Morreu a 11 de Junho, Isaura, enfermeira, antifascista e comunista. Foi pouco o que se leu, menos o que se ouviu e zero o que se viu. Os principais órgãos de comunicação, televisões, canais públicos por exemplo, passaram ao lado. E não podiam ter passado.

Esse silêncio, neste tempo prenhe de fascismos, assusta. Esse silêncio não devia ter esquecido o teu rosto sereno mas fechado, os teus olhos que ainda hoje tanto nos querem contar na fotografia da ficha da PIDE. Esse silêncio não foi sequer quebrado por um grito da classe que devia olhar para ti como uma heroína. Não é possível que se esqueça a tua luta, na defesa das enfermeiras. Não chegou a voz comovida que se ouviu na cerimónia fúnebre e pouco mais(1).

Isaura entra nos Hospitais Civis de Lisboa em 1952. Torna-se uma activista das lutas das enfermeiras por melhores condições de trabalho (os longos horários, os escassos dias de folga, as velas contínuas, a má alimentação e as degradadas condições das casernas que as albergavam).

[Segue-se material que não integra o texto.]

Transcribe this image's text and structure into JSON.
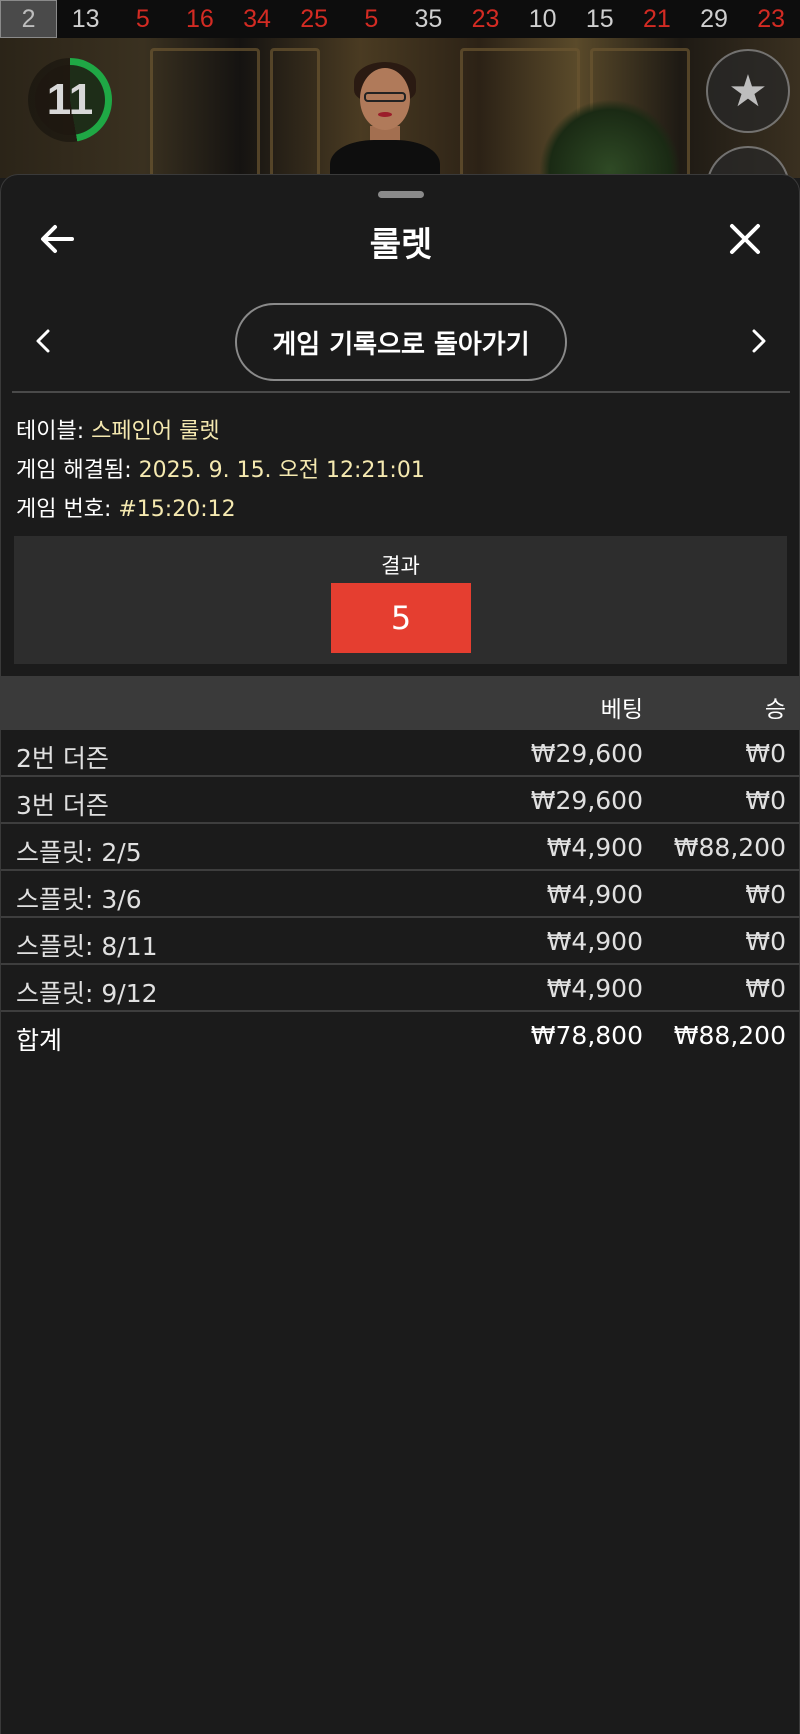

Encabeça a luta pelo direito ao casamento das enfermeiras, despedidas do Hospital Júlio de Matos por terem infringido essa humilhante proibição.

“Nós não tínhamos tido até à data nenhum contacto político, mas não era preciso isso para que toda a classe se revoltasse contra o facto. Recolhemos assinaturas para um documento dirigido a Salazar e ao Cardeal Patriarca, como protesto contra semelhante lei que punha as enfermeiras num lugar à parte. Eu trabalhava no Hospital dos Capuchos, onde conseguimos recolher setecentas assinaturas do pessoal. Foi por essa altura que conheci o meu marido que era do MUD. Ele convidou-me, e eu tornei-me aderente do MUD, em 1953. Por essa altura havia eleições para deputados, e dirigi-me pela primeira vez à sede do MUD para o visitar. A Pide estava lá e prendeu muito simplesmente vinte jovens.”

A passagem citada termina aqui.